Page MenuHomePhabricator

Investigate recent increase in pageviews in September and October
Closed, ResolvedPublic

Description

In September and October 2019, there was an increase in year-over-year pageviews (Sept 3.1% & Oct 4.9%). We'd like to look into possible reasons for this increase.

Event Timeline

cchen triaged this task as Medium priority.Dec 4 2019, 1:23 PM
cchen edited projects, added Product-Analytics (Kanban); removed Product-Analytics.

Here is a current summary of findings:

  • Platform: there is a YoY increase in pageviews on mobile web (Sept 12.9% and Oct 12.3%), and the YoY decrease in pageviews on desktop is also diminishing compare to previous months (Sept -9.1% and Oct -4.4%).
  • Project: The increase in pageviews was distributed across multiple Wikipedias, mainly form en.wikipedia and es.wikipedia.
  • Country: the YoY increase are mainly from US for both two months.
    Screen Shot 2019-12-04 at 9.19.54 PM.png (1×1 px, 255 KB)
  • Referrers: There was a slightly YoY increase in external search engine (Sept 6% and Oct 2.6%) , and a larger increase in NONE referer class (Sept 6.5% and Oct 19.8%). Some further investigation regarding none referers:
    1. Tiktok updated with an integration of direct links to Wiki in later September, which is a direct referral source. But we didn't find any significant increase pageviews that look like brand related.
    2. By looking at ISP data from web request, lots of direct traffic from Google proxies. (likely Google weblight?).
    3. As Nuria and Isaac mentioned in T195880#4429156, Chrome Mobile version 38 which is a Google Weblight Proxy in an older version of Android 4 is also a major culprit of YoY increase in no-referrer traffic.
      Screen Shot 2019-12-05 at 1.48.16 AM.png (1×2 px, 256 KB)
    4. Some pages mostly viewed by direct traffic. e.g. in September, Solar_System with 1,121,740 pageviews and F5_Networks with 816,224 pageviews. in October, IPv4 with 2,317,561 pageviews and Petrodollar_recycling with 1,567,340 pageviews.
  • Comparing refined data vs logs, not finding repeated counts.

Tiktok updated with an integration of direct links to Wiki in later September, which is a direct referral source.

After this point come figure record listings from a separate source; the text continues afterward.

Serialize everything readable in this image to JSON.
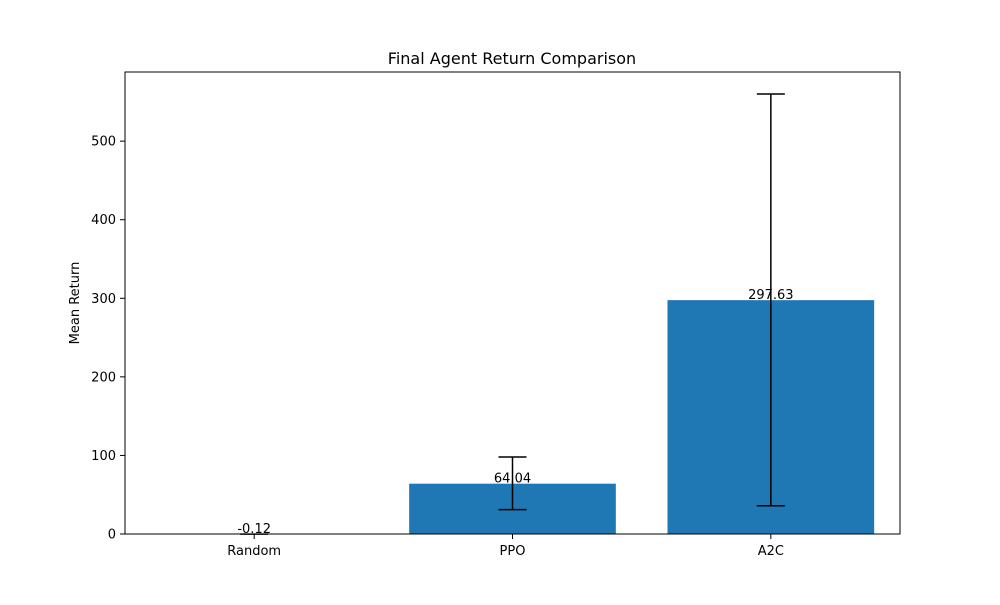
{
  "chart_data": {
    "type": "bar",
    "title": "Final Agent Return Comparison",
    "xlabel": "",
    "ylabel": "Mean Return",
    "categories": [
      "Random",
      "PPO",
      "A2C"
    ],
    "values": [
      -0.12,
      64.04,
      297.63
    ],
    "value_labels": [
      "-0.12",
      "64.04",
      "297.63"
    ],
    "error_lower": [
      -0.12,
      31,
      36
    ],
    "error_upper": [
      -0.12,
      98,
      560
    ],
    "ylim": [
      0,
      588
    ],
    "yticks": [
      0,
      100,
      200,
      300,
      400,
      500
    ],
    "grid": false,
    "legend": "none",
    "bar_color": "#1f77b4",
    "errorbar_color": "#000000"
  }
}
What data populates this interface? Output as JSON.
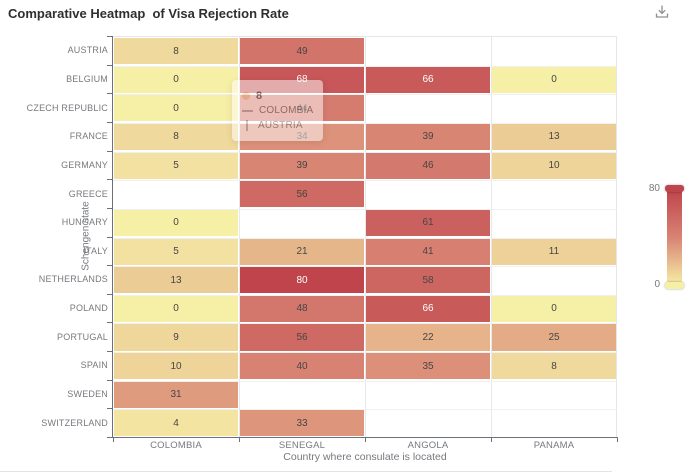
{
  "title": "Comparative Heatmap  of Visa Rejection Rate",
  "toolbox": {
    "save_as_image_icon": "download-icon"
  },
  "chart_data": {
    "type": "heatmap",
    "title": "Comparative Heatmap  of Visa Rejection Rate",
    "xlabel": "Country where consulate is located",
    "ylabel": "Schengen state",
    "x_categories": [
      "COLOMBIA",
      "SENEGAL",
      "ANGOLA",
      "PANAMA"
    ],
    "y_categories": [
      "AUSTRIA",
      "BELGIUM",
      "CZECH REPUBLIC",
      "FRANCE",
      "GERMANY",
      "GREECE",
      "HUNGARY",
      "ITALY",
      "NETHERLANDS",
      "POLAND",
      "PORTUGAL",
      "SPAIN",
      "SWEDEN",
      "SWITZERLAND"
    ],
    "values": [
      [
        8,
        49,
        null,
        null
      ],
      [
        0,
        68,
        66,
        0
      ],
      [
        0,
        44,
        null,
        null
      ],
      [
        8,
        34,
        39,
        13
      ],
      [
        5,
        39,
        46,
        10
      ],
      [
        null,
        56,
        null,
        null
      ],
      [
        0,
        null,
        61,
        null
      ],
      [
        5,
        21,
        41,
        11
      ],
      [
        13,
        80,
        58,
        null
      ],
      [
        0,
        48,
        66,
        0
      ],
      [
        9,
        56,
        22,
        25
      ],
      [
        10,
        40,
        35,
        8
      ],
      [
        31,
        null,
        null,
        null
      ],
      [
        4,
        33,
        null,
        null
      ]
    ],
    "colorbar": {
      "min": 0,
      "max": 80,
      "min_label": "0",
      "max_label": "80",
      "gradient": [
        "#f6efa6",
        "#d88273",
        "#bf444c"
      ],
      "position": "right"
    },
    "grid": true,
    "label_color_dark": "#464646",
    "label_color_light": "#ffffff",
    "white_label_threshold": 65,
    "axis_label_color": "#76797e"
  },
  "tooltip": {
    "value": "8",
    "x_category": "COLOMBIA",
    "y_category": "AUSTRIA"
  }
}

But we didn't find any significant increase pageviews that look like brand related.

I also looked into this but couldn't find any videos yet that have linked to Wikipedia. I'm really curious to follow this though so if you find any examples, please let me know!

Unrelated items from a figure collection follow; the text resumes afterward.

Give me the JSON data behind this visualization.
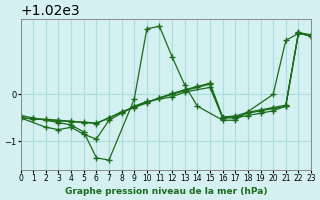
{
  "background_color": "#d4f0f0",
  "grid_color": "#aadddd",
  "line_color": "#1a6b1a",
  "marker_color": "#1a6b1a",
  "title": "Graphe pression niveau de la mer (hPa)",
  "xlabel": "",
  "ylabel": "",
  "xlim": [
    0,
    23
  ],
  "ylim": [
    1018.4,
    1021.6
  ],
  "yticks": [
    1019,
    1020
  ],
  "xticks": [
    0,
    1,
    2,
    3,
    4,
    5,
    6,
    7,
    8,
    9,
    10,
    11,
    12,
    13,
    14,
    15,
    16,
    17,
    18,
    19,
    20,
    21,
    22,
    23
  ],
  "series": [
    {
      "x": [
        0,
        1,
        3,
        4,
        5,
        6,
        7,
        9,
        10,
        11,
        12,
        13,
        14,
        16,
        17,
        20,
        21,
        22,
        23
      ],
      "y": [
        1019.55,
        1019.5,
        1019.4,
        1019.35,
        1019.2,
        1018.65,
        1018.6,
        1019.9,
        1021.4,
        1021.45,
        1020.8,
        1020.2,
        1019.75,
        1019.45,
        1019.45,
        1020.0,
        1021.15,
        1021.3,
        1021.25
      ]
    },
    {
      "x": [
        0,
        2,
        3,
        4,
        5,
        6,
        7,
        8,
        9,
        10,
        12,
        13,
        15,
        16,
        17,
        18,
        19,
        20,
        21,
        22,
        23
      ],
      "y": [
        1019.5,
        1019.3,
        1019.25,
        1019.3,
        1019.15,
        1019.05,
        1019.45,
        1019.6,
        1019.75,
        1019.85,
        1019.95,
        1020.05,
        1020.15,
        1019.5,
        1019.5,
        1019.55,
        1019.6,
        1019.65,
        1019.75,
        1021.3,
        1021.25
      ]
    },
    {
      "x": [
        0,
        1,
        2,
        3,
        4,
        5,
        6,
        7,
        8,
        9,
        10,
        11,
        12,
        13,
        14,
        15,
        16,
        17,
        18,
        19,
        20,
        21,
        22,
        23
      ],
      "y": [
        1019.5,
        1019.48,
        1019.46,
        1019.44,
        1019.42,
        1019.4,
        1019.38,
        1019.5,
        1019.62,
        1019.72,
        1019.82,
        1019.92,
        1020.0,
        1020.08,
        1020.15,
        1020.22,
        1019.5,
        1019.52,
        1019.6,
        1019.65,
        1019.7,
        1019.75,
        1021.3,
        1021.25
      ]
    },
    {
      "x": [
        0,
        1,
        2,
        3,
        4,
        5,
        6,
        7,
        8,
        9,
        10,
        11,
        12,
        13,
        14,
        15,
        16,
        17,
        18,
        19,
        20,
        21,
        22,
        23
      ],
      "y": [
        1019.5,
        1019.48,
        1019.47,
        1019.45,
        1019.43,
        1019.41,
        1019.39,
        1019.5,
        1019.63,
        1019.73,
        1019.83,
        1019.93,
        1020.02,
        1020.1,
        1020.17,
        1020.24,
        1019.52,
        1019.54,
        1019.62,
        1019.67,
        1019.72,
        1019.77,
        1021.32,
        1021.27
      ]
    }
  ]
}
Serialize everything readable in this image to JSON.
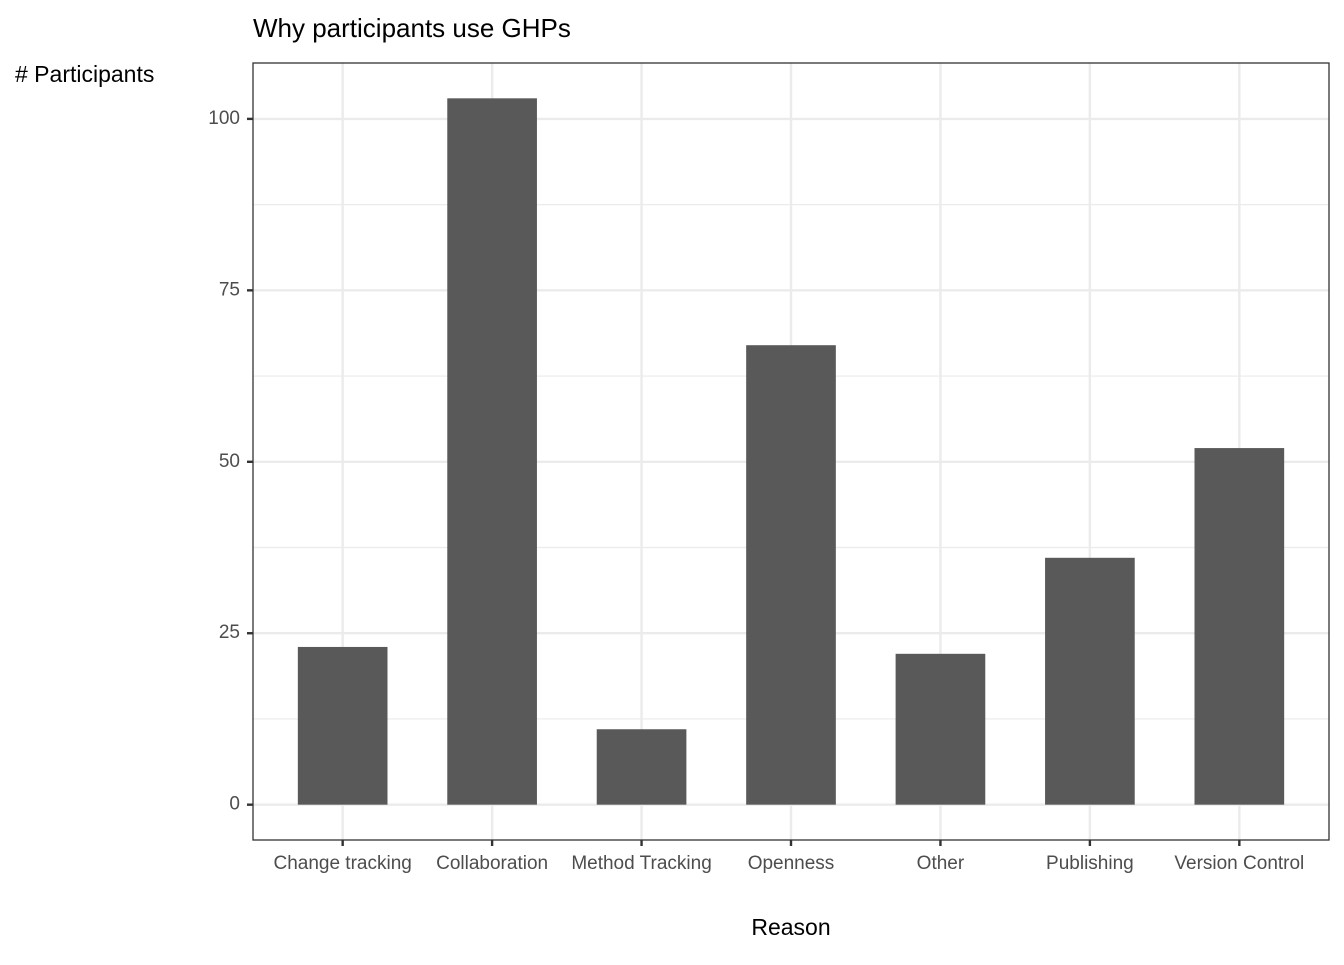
{
  "chart_data": {
    "type": "bar",
    "title": "Why participants use GHPs",
    "y_label": "# Participants",
    "x_label": "Reason",
    "categories": [
      "Change tracking",
      "Collaboration",
      "Method Tracking",
      "Openness",
      "Other",
      "Publishing",
      "Version Control"
    ],
    "values": [
      23,
      103,
      11,
      67,
      22,
      36,
      52
    ],
    "color": "#595959",
    "ylim": [
      -5.15,
      108.15
    ],
    "yticks": [
      0,
      25,
      50,
      75,
      100
    ],
    "grid": true
  }
}
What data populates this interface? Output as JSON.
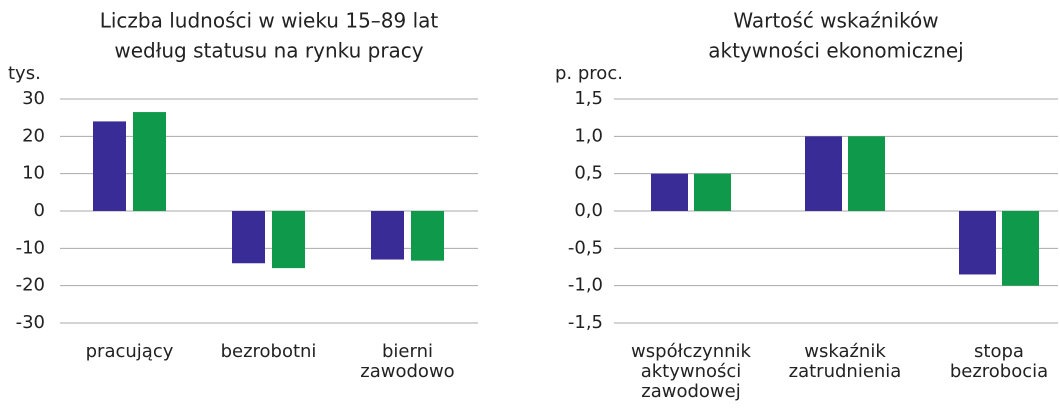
{
  "chart_data": [
    {
      "type": "bar",
      "title": [
        "Liczba ludności w wieku 15–89 lat",
        "według statusu na rynku pracy"
      ],
      "y_label": "tys.",
      "categories": [
        "pracujący",
        "bezrobotni",
        "bierni zawodowo"
      ],
      "series": [
        {
          "color": "#3a2c97",
          "values": [
            24,
            -14,
            -13
          ]
        },
        {
          "color": "#0e9a4a",
          "values": [
            26.5,
            -15.3,
            -13.3
          ]
        }
      ],
      "ylim": [
        -30,
        30
      ],
      "yticks": [
        -30,
        -20,
        -10,
        0,
        10,
        20,
        30
      ],
      "grid": true
    },
    {
      "type": "bar",
      "title": [
        "Wartość wskaźników",
        "aktywności ekonomicznej"
      ],
      "y_label": "p. proc.",
      "categories": [
        "współczynnik aktywności zawodowej",
        "wskaźnik zatrudnienia",
        "stopa bezrobocia"
      ],
      "series": [
        {
          "color": "#3a2c97",
          "values": [
            0.5,
            1.0,
            -0.85
          ]
        },
        {
          "color": "#0e9a4a",
          "values": [
            0.5,
            1.0,
            -1.0
          ]
        }
      ],
      "ylim": [
        -1.5,
        1.5
      ],
      "yticks": [
        {
          "value": -1.5,
          "label": "-1,5"
        },
        {
          "value": -1.0,
          "label": "-1,0"
        },
        {
          "value": -0.5,
          "label": "-0,5"
        },
        {
          "value": 0.0,
          "label": "0,0"
        },
        {
          "value": 0.5,
          "label": "0,5"
        },
        {
          "value": 1.0,
          "label": "1,0"
        },
        {
          "value": 1.5,
          "label": "1,5"
        }
      ],
      "grid": true
    }
  ]
}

Some pages mostly viewed by direct traffic. e.g. in September, Solar_System with 1,121,740 pageviews and F5_Networks with 816,224 pageviews. in October, IPv4 with 2,317,561 pageviews and Petrodollar_recycling with 1,567,340 pageviews.

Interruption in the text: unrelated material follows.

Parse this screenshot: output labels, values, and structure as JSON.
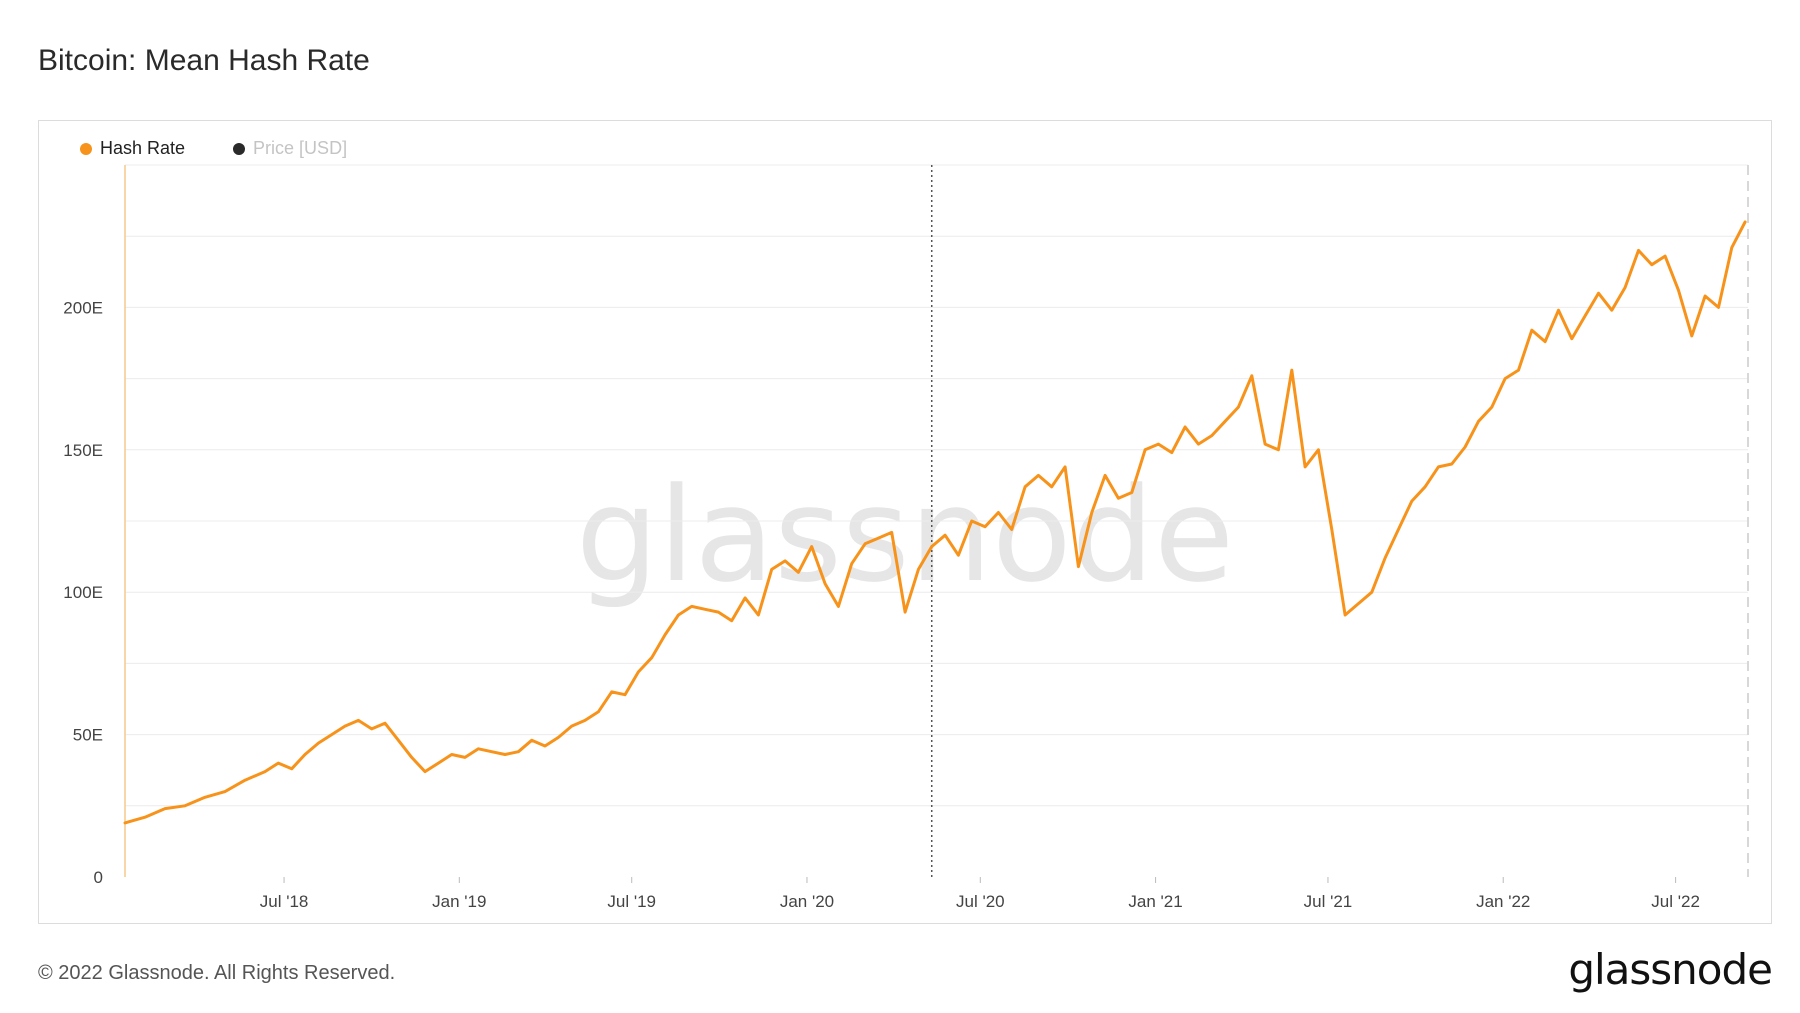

I've been curious about this spike as well and based on this it definitely looks like it's undetected bots. Most of these are consistent with bot traffic -- e.g., more evidence of spikes here that do not look at all human as with the Joker movie: https://tools.wmflabs.org/pageviews/?project=en.wikipedia.org&platform=all-access&agent=user&start=2019-09-01&end=2019-11-01&pages=IPv4|Simple_Mail_Transfer_Protocol|Solar_System|Petrodollar_recycling|Joker_(2019_film)|F5_Networks

At first the F5 Networks looked like it could be legitimate though as they evidently opened a fancy new tower and their daily traffic follows the usual weekly ebb/flow. Taking a glance at user agents though, they seem to fit this pattern here and here, though I don't know what to make of that.

@Nuria do you have rules for the new bot tagging that Connie could apply to the October data?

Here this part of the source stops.